Впрочем, вполне возможно, ему вообще сидеть нечем. В смысле, у меня нет полной уверенности, что у Шш непременно есть задница. Шш невидимый. И скажем так, не особенно осязаемый. Не до такой степени осязаемый, чтобы его можно было вдумчиво ощупать и сделать какие-то выводы. Он весь, целиком из другой материи, а не только то, что, теоретически, может быть у него вместо штанов. Это не всегда удобно, но так получилось. С другой стороны, мы ещё и не такое прощаем друзьям.
– Слушай, а у тебя есть задница? – спрашиваю я.
До сих пор Шш не отличался особой застенчивостью. И не особой тоже не отличался. Вообще никакой! Но после вопроса про задницу он умолкает надолго, так что я уже начинаю сочинять извинение за бестактность, длинное и достаточно заковыристое, чтобы его насмешить. Никогда не знаешь, где у кого уязвимое место и о чём при ком лучше не говорить. Вдруг Шш, бедолагу, в детстве дразнили, что у всех вокруг есть задница, а у него нет?
– Это была метафора? – наконец спрашивает Шш. – А что она означает? Что-то я не догнал. Или ты просто имеешь в виду – вот прямо настоящая жопа, как у тебя?
– Вот прямо настоящая жопа, – подтверждаю я.
– А зачем она мне? – изумляется Шш. – Чтобы – что?
Катька тихо хихикает. То есть, возможно, она как раз хихикает громко, но я слышу – тихо. Потому что Катька, конечно, гуляет с нами, но только отчасти. Другой своей частью Катька сейчас живёт дома, в городе Измаиле. Она бы с радостью вся оттуда приехала, но хрен сейчас вот так просто возьмёшь и куда-то приедешь. Для путешествий нынче так себе времена. Поэтому я просто представляю, что Катька идёт с нами вдоль берега. В этом смысле Катьке со мной повезло, у меня хорошее воображение, так что когда я что-нибудь представляю, оно вполне по-настоящему происходит. Ну, почти. То есть целиком вся Катька на берегу всё-таки не появляется, но из дома там, у себя выходит, потому что когда я представляю, как вместе с кем-то гуляю, этому кому-то становится трудно на месте сидеть. И когда я спрашиваю про задницу, а Шш отвечает, Катька нас слышит.

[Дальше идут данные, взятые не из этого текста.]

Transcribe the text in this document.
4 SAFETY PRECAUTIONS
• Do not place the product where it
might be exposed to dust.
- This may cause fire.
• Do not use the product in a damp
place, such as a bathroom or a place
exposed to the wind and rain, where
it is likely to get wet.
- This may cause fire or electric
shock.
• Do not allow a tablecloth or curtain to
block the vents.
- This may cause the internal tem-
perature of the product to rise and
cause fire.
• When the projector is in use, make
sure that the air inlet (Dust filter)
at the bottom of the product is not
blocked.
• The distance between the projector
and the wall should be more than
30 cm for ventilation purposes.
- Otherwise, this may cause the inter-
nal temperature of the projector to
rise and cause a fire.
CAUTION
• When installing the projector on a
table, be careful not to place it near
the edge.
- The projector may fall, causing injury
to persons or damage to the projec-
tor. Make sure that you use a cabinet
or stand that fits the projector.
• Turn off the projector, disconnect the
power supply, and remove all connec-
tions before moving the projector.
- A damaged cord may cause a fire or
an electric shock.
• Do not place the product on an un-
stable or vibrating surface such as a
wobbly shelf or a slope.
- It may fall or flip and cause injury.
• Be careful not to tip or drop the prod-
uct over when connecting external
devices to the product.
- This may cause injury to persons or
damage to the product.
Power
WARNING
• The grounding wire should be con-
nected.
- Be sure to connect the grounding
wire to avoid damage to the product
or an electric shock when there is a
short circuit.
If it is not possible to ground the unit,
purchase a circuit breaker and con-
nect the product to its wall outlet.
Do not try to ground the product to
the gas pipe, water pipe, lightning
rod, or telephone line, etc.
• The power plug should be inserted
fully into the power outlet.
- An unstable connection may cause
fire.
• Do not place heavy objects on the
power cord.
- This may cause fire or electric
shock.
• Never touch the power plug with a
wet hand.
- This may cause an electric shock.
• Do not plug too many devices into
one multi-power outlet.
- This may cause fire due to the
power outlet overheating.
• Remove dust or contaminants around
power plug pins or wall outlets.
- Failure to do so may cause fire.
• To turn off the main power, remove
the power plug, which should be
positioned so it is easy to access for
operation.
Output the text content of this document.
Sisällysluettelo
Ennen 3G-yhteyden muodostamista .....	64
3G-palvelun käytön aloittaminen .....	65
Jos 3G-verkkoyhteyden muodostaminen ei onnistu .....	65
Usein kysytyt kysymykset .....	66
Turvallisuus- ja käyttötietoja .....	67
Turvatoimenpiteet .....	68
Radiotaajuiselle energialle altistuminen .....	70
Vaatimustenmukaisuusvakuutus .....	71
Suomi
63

И ей там, далеко, в полутора тысячах километров отсюда, делается смешно.
– Жопа, она же задница, – говорю я таким специальным назидательным учительским тоном, чтобы ещё больше порадовать Катьку, – бывает нужна для разных целей. В частности, чтобы сидеть. Сидеть – это такой вид не особо активного отдыха. Ничего выдающегося, но многим нравится. Лично я иногда люблю посидеть.
– Отдых – это я хорошо понимаю, – оживляется Шш. – Ты не волнуйся, я и без задницы могу отдыхать. Чтобы как следует отдохнуть, я обычно парю… или как сказать правильно? Становлюсь паром? На самом деле не совсем настоящим паром, но с твоей точки зрения, это примерно как будто пар.
– Да, ты круто устроился, – завистливо вздыхаю я. – Мы тут так не умеем. Поэтому сидим на заднице, как последние дураки. И – внимание, сейчас открою страшную тайну о невзгодах человеческой жизни! – сидеть на мокром мы очень не любим. Неприятное ощущение. Поэтому мы сейчас тут и ходим. Не просто так, сдуру, а чтобы найти мне сухое сиденье. Например, большой камень. А ещё лучше, какой-нибудь пень.
– Так надо было сразу сказать! – восклицает Шш. – Я же всё вокруг вижу, а не только то, что прямо перед глазами, как ты. Вон в той стороне, если к воде поближе спуститься, есть замечательный пень.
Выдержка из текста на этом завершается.